Why Did My Newspaper Do That?
A headline really isn't even part of a news story. But, as the briefest of summaries, it sure is the statement that attracts readers' attention and tells them what the story they're about to read is all about.
So in that vein, headlines can be among the most important items on a news page, particularly Page 1. Let's face it, it's the headlines that readers look to in deciding which stories they want to read first — or, in some cases, whether they may find a story interesting at all. So a lot of care goes into them, particularly for the front-page stories you see every day in the Times.
Traditional headlines simply tell the reader what's in the story below. This week, those included Thursday's "$2,000 fee on table for full-day kindergarten" from a story about Manchester Essex schools; Monday's "Mayor looks to open door to hire chiefs from outside," on a Gloucester story on a proposal by Mayor Carolyn Kirk; and Wednesday's chilling-but-to-the-point "Killer dermatologist found dead in cell," on our first story about the prison death of Dr. Richard Sharpe.
Some headlines are tricky. You see, once our editors decide upon which stories are being presented where, there are limits to the number of words or even letters than can fit in the allotted space, depending on the size and font of the type.
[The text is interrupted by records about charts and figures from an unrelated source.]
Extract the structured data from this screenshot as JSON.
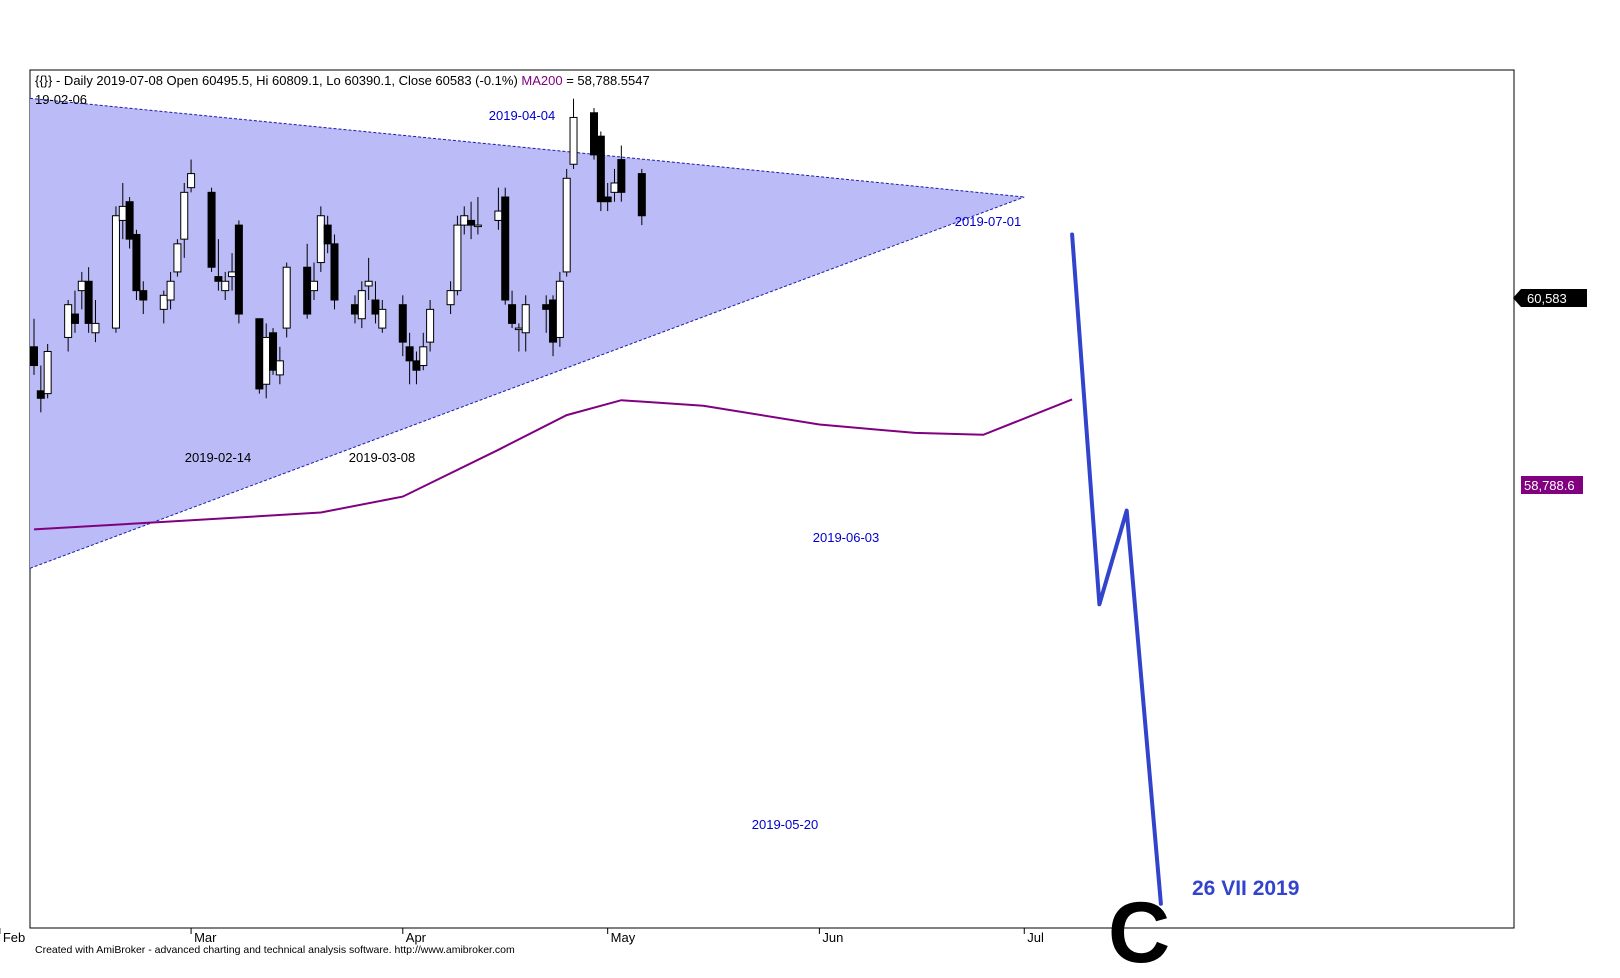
{
  "header": {
    "ticker": "{{}}",
    "info": " - Daily 2019-07-08 Open 60495.5, Hi 60809.1, Lo 60390.1, Close 60583 (-0.1%) ",
    "ma_label": "MA200",
    "ma_value": " = 58,788.5547",
    "start_date": "19-02-06"
  },
  "footer": {
    "credit": "Created with AmiBroker - advanced charting and technical analysis software. http://www.amibroker.com"
  },
  "price_badge": "60,583",
  "ma_badge": "58,788.6",
  "wave_label": "C",
  "target_date_label": "26 VII 2019",
  "chart_data": {
    "type": "candlestick",
    "colors": {
      "triangle_fill": "#babbf7",
      "triangle_line": "#1a1aaa",
      "ma200": "#800080",
      "projection": "#3344cc",
      "annotation": "#0000cc",
      "candle": "#000000",
      "badge_price_bg": "#000000",
      "badge_ma_bg": "#800080"
    },
    "y_range": [
      52800,
      62200
    ],
    "x_range": [
      "2019-02-06",
      "2019-07-26"
    ],
    "months": [
      {
        "label": "Feb",
        "date": "2019-02-01"
      },
      {
        "label": "Mar",
        "date": "2019-03-01"
      },
      {
        "label": "Apr",
        "date": "2019-04-01"
      },
      {
        "label": "May",
        "date": "2019-05-01"
      },
      {
        "label": "Jun",
        "date": "2019-06-01"
      },
      {
        "label": "Jul",
        "date": "2019-07-01"
      }
    ],
    "annotations": [
      {
        "text": "2019-04-04",
        "color": "#0000cc"
      },
      {
        "text": "2019-07-01",
        "color": "#0000cc"
      },
      {
        "text": "2019-02-14",
        "color": "#000000"
      },
      {
        "text": "2019-03-08",
        "color": "#000000"
      },
      {
        "text": "2019-06-03",
        "color": "#0000cc"
      },
      {
        "text": "2019-05-20",
        "color": "#0000cc"
      }
    ],
    "triangle": {
      "upper": [
        [
          "2019-02-06",
          62000
        ],
        [
          "2019-07-01",
          60950
        ]
      ],
      "lower": [
        [
          "2019-02-06",
          57000
        ],
        [
          "2019-07-01",
          60950
        ]
      ]
    },
    "ma200": [
      [
        "2019-02-06",
        57400
      ],
      [
        "2019-02-25",
        57480
      ],
      [
        "2019-03-20",
        57580
      ],
      [
        "2019-04-01",
        57750
      ],
      [
        "2019-04-15",
        58250
      ],
      [
        "2019-04-25",
        58620
      ],
      [
        "2019-05-03",
        58780
      ],
      [
        "2019-05-15",
        58720
      ],
      [
        "2019-06-01",
        58520
      ],
      [
        "2019-06-15",
        58430
      ],
      [
        "2019-06-25",
        58410
      ],
      [
        "2019-07-08",
        58788.6
      ]
    ],
    "projection": [
      [
        "2019-07-08",
        60550
      ],
      [
        "2019-07-12",
        56600
      ],
      [
        "2019-07-16",
        57600
      ],
      [
        "2019-07-21",
        53400
      ]
    ],
    "candles": [
      {
        "d": "2019-02-06",
        "o": 59350,
        "h": 59650,
        "l": 59050,
        "c": 59150
      },
      {
        "d": "2019-02-07",
        "o": 58880,
        "h": 59150,
        "l": 58650,
        "c": 58800
      },
      {
        "d": "2019-02-08",
        "o": 58850,
        "h": 59380,
        "l": 58800,
        "c": 59300
      },
      {
        "d": "2019-02-11",
        "o": 59450,
        "h": 59850,
        "l": 59300,
        "c": 59800
      },
      {
        "d": "2019-02-12",
        "o": 59700,
        "h": 59950,
        "l": 59500,
        "c": 59600
      },
      {
        "d": "2019-02-13",
        "o": 59950,
        "h": 60150,
        "l": 59750,
        "c": 60050
      },
      {
        "d": "2019-02-14",
        "o": 60050,
        "h": 60200,
        "l": 59500,
        "c": 59600
      },
      {
        "d": "2019-02-15",
        "o": 59500,
        "h": 59850,
        "l": 59400,
        "c": 59600
      },
      {
        "d": "2019-02-18",
        "o": 59550,
        "h": 60850,
        "l": 59500,
        "c": 60750
      },
      {
        "d": "2019-02-19",
        "o": 60700,
        "h": 61100,
        "l": 60500,
        "c": 60850
      },
      {
        "d": "2019-02-20",
        "o": 60900,
        "h": 60950,
        "l": 60400,
        "c": 60500
      },
      {
        "d": "2019-02-21",
        "o": 60550,
        "h": 60600,
        "l": 59850,
        "c": 59950
      },
      {
        "d": "2019-02-22",
        "o": 59950,
        "h": 60050,
        "l": 59700,
        "c": 59850
      },
      {
        "d": "2019-02-25",
        "o": 59750,
        "h": 59950,
        "l": 59600,
        "c": 59900
      },
      {
        "d": "2019-02-26",
        "o": 59850,
        "h": 60150,
        "l": 59750,
        "c": 60050
      },
      {
        "d": "2019-02-27",
        "o": 60150,
        "h": 60500,
        "l": 60100,
        "c": 60450
      },
      {
        "d": "2019-02-28",
        "o": 60500,
        "h": 61100,
        "l": 60300,
        "c": 61000
      },
      {
        "d": "2019-03-01",
        "o": 61050,
        "h": 61350,
        "l": 61000,
        "c": 61200
      },
      {
        "d": "2019-03-04",
        "o": 61000,
        "h": 61050,
        "l": 60150,
        "c": 60200
      },
      {
        "d": "2019-03-05",
        "o": 60100,
        "h": 60500,
        "l": 59950,
        "c": 60050
      },
      {
        "d": "2019-03-06",
        "o": 59950,
        "h": 60150,
        "l": 59850,
        "c": 60050
      },
      {
        "d": "2019-03-07",
        "o": 60100,
        "h": 60350,
        "l": 59950,
        "c": 60150
      },
      {
        "d": "2019-03-08",
        "o": 60650,
        "h": 60700,
        "l": 59600,
        "c": 59700
      },
      {
        "d": "2019-03-11",
        "o": 59650,
        "h": 59650,
        "l": 58850,
        "c": 58900
      },
      {
        "d": "2019-03-12",
        "o": 58950,
        "h": 59600,
        "l": 58800,
        "c": 59450
      },
      {
        "d": "2019-03-13",
        "o": 59500,
        "h": 59550,
        "l": 59050,
        "c": 59100
      },
      {
        "d": "2019-03-14",
        "o": 59050,
        "h": 59350,
        "l": 58950,
        "c": 59200
      },
      {
        "d": "2019-03-15",
        "o": 59550,
        "h": 60250,
        "l": 59450,
        "c": 60200
      },
      {
        "d": "2019-03-18",
        "o": 60200,
        "h": 60450,
        "l": 59650,
        "c": 59700
      },
      {
        "d": "2019-03-19",
        "o": 59950,
        "h": 60250,
        "l": 59850,
        "c": 60050
      },
      {
        "d": "2019-03-20",
        "o": 60250,
        "h": 60850,
        "l": 60150,
        "c": 60750
      },
      {
        "d": "2019-03-21",
        "o": 60650,
        "h": 60750,
        "l": 60350,
        "c": 60450
      },
      {
        "d": "2019-03-22",
        "o": 60450,
        "h": 60550,
        "l": 59750,
        "c": 59850
      },
      {
        "d": "2019-03-25",
        "o": 59800,
        "h": 59900,
        "l": 59600,
        "c": 59700
      },
      {
        "d": "2019-03-26",
        "o": 59650,
        "h": 60050,
        "l": 59550,
        "c": 59950
      },
      {
        "d": "2019-03-27",
        "o": 60000,
        "h": 60300,
        "l": 59850,
        "c": 60050
      },
      {
        "d": "2019-03-28",
        "o": 59850,
        "h": 60050,
        "l": 59600,
        "c": 59700
      },
      {
        "d": "2019-03-29",
        "o": 59550,
        "h": 59850,
        "l": 59500,
        "c": 59750
      },
      {
        "d": "2019-04-01",
        "o": 59800,
        "h": 59900,
        "l": 59250,
        "c": 59400
      },
      {
        "d": "2019-04-02",
        "o": 59350,
        "h": 59500,
        "l": 58950,
        "c": 59200
      },
      {
        "d": "2019-04-03",
        "o": 59200,
        "h": 59300,
        "l": 58950,
        "c": 59100
      },
      {
        "d": "2019-04-04",
        "o": 59150,
        "h": 59500,
        "l": 59100,
        "c": 59350
      },
      {
        "d": "2019-04-05",
        "o": 59400,
        "h": 59850,
        "l": 59300,
        "c": 59750
      },
      {
        "d": "2019-04-08",
        "o": 59800,
        "h": 60050,
        "l": 59700,
        "c": 59950
      },
      {
        "d": "2019-04-09",
        "o": 59950,
        "h": 60750,
        "l": 59900,
        "c": 60650
      },
      {
        "d": "2019-04-10",
        "o": 60650,
        "h": 60850,
        "l": 60550,
        "c": 60750
      },
      {
        "d": "2019-04-11",
        "o": 60700,
        "h": 60900,
        "l": 60500,
        "c": 60650
      },
      {
        "d": "2019-04-12",
        "o": 60650,
        "h": 60950,
        "l": 60550,
        "c": 60650
      },
      {
        "d": "2019-04-15",
        "o": 60700,
        "h": 61050,
        "l": 60600,
        "c": 60800
      },
      {
        "d": "2019-04-16",
        "o": 60950,
        "h": 61050,
        "l": 59800,
        "c": 59850
      },
      {
        "d": "2019-04-17",
        "o": 59800,
        "h": 59950,
        "l": 59550,
        "c": 59600
      },
      {
        "d": "2019-04-18",
        "o": 59550,
        "h": 59600,
        "l": 59300,
        "c": 59550
      },
      {
        "d": "2019-04-19",
        "o": 59500,
        "h": 59900,
        "l": 59300,
        "c": 59800
      },
      {
        "d": "2019-04-22",
        "o": 59800,
        "h": 59900,
        "l": 59500,
        "c": 59750
      },
      {
        "d": "2019-04-23",
        "o": 59850,
        "h": 59900,
        "l": 59250,
        "c": 59400
      },
      {
        "d": "2019-04-24",
        "o": 59450,
        "h": 60150,
        "l": 59350,
        "c": 60050
      },
      {
        "d": "2019-04-25",
        "o": 60150,
        "h": 61250,
        "l": 60100,
        "c": 61150
      },
      {
        "d": "2019-04-26",
        "o": 61300,
        "h": 62000,
        "l": 61250,
        "c": 61800
      },
      {
        "d": "2019-04-29",
        "o": 61850,
        "h": 61900,
        "l": 61350,
        "c": 61400
      },
      {
        "d": "2019-04-30",
        "o": 61600,
        "h": 61650,
        "l": 60800,
        "c": 60900
      },
      {
        "d": "2019-05-01",
        "o": 60950,
        "h": 61100,
        "l": 60800,
        "c": 60900
      },
      {
        "d": "2019-05-02",
        "o": 61000,
        "h": 61250,
        "l": 60900,
        "c": 61100
      },
      {
        "d": "2019-05-03",
        "o": 61350,
        "h": 61500,
        "l": 60900,
        "c": 61000
      },
      {
        "d": "2019-05-06",
        "o": 61200,
        "h": 61250,
        "l": 60650,
        "c": 60750
      }
    ]
  }
}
That's partly why Tuesday's story about a funding deficit for the New Year's Rockport Eve program — blamed in large part on the weather - read "Snowstorm puts fete in the red." Good headline writers — like our own Andrea Holbrook, Jeff Pope and Scott Pytlik — are great at using short words to convey bigger thoughts, and Andrea's "fete in the red" precisely conveyed the issue at hand about as briefly as you could get.
This week, however, we used a couple of very different headlines in our coverage of the tragic sinking of the Patriot, and the loss of Gloucester fishermen Matteo Russo and John Orlando. The first, which appeared over Monday's lead story, simply read "Mourning the Patriot." The more dramatic one topped Richard Gaines' investigative story about Coast Guard's response to the Patriot's plight: It read, simply, "What Took So Long?"
In the Coast Guard story, no one is quoted as asking "What Took So Long?" In fact, those words do not appear anywhere in the story, nor did the Monday story focus squarely on mourning the loss of the men and the Patriot. So, you may well ask, why did my newspaper do that?
The Monday "Mourning" headline ran above our first real reporting of the Patriot disaster in the Gloucester Daily Times, and in that vein, it would have been appropriate to use a headline saying, simply "Patriot sinks." But was there really anyone in our tight-knit community who hadn't heard about the early Saturday morning tragedy by Monday morning?
Indeed, we had posted three updated stories about the tragedy Saturday and Sunday afternoon alone on our "Breaking News" line at www.gloucestertimes.com. So for the Monday morning paper, the idea was to recognize the sense of the community, which was indeed already grappling with the tragedy and mourning the victims.
In the meantime, we were already hearing questions as to the Coast Guard's response. By Wednesday morning, Richard had nailed down the time frames needed to detail the calls made to the Coast Guard by Josephine Russo and the Gloucester Fire Department, and the various other elements that went into the Coast Guard's response.
But what would be an appropriate headline? I suppose it could have been "Records show Coast Guard delay," which would have conveyed the focus of the story. Or perhaps, "Coast Guard failed to send help to Patriot for 21âÑ2 hours." But neither of those would have been good fits in the appropriate large type.
Given that, we decided to go with the question we had heard being quietly asked all around Gloucester: "What took so long?" It's not easy to boil down a 1,200-word investigative story into four words, but we honestly thought that question captured the story's focus — and represented at least one aspect of the community's sentiment.
Headline writing is an inexact science, and one that often cries out for bucking tradition.
We thought this was one of those times. As always, let me know what you think.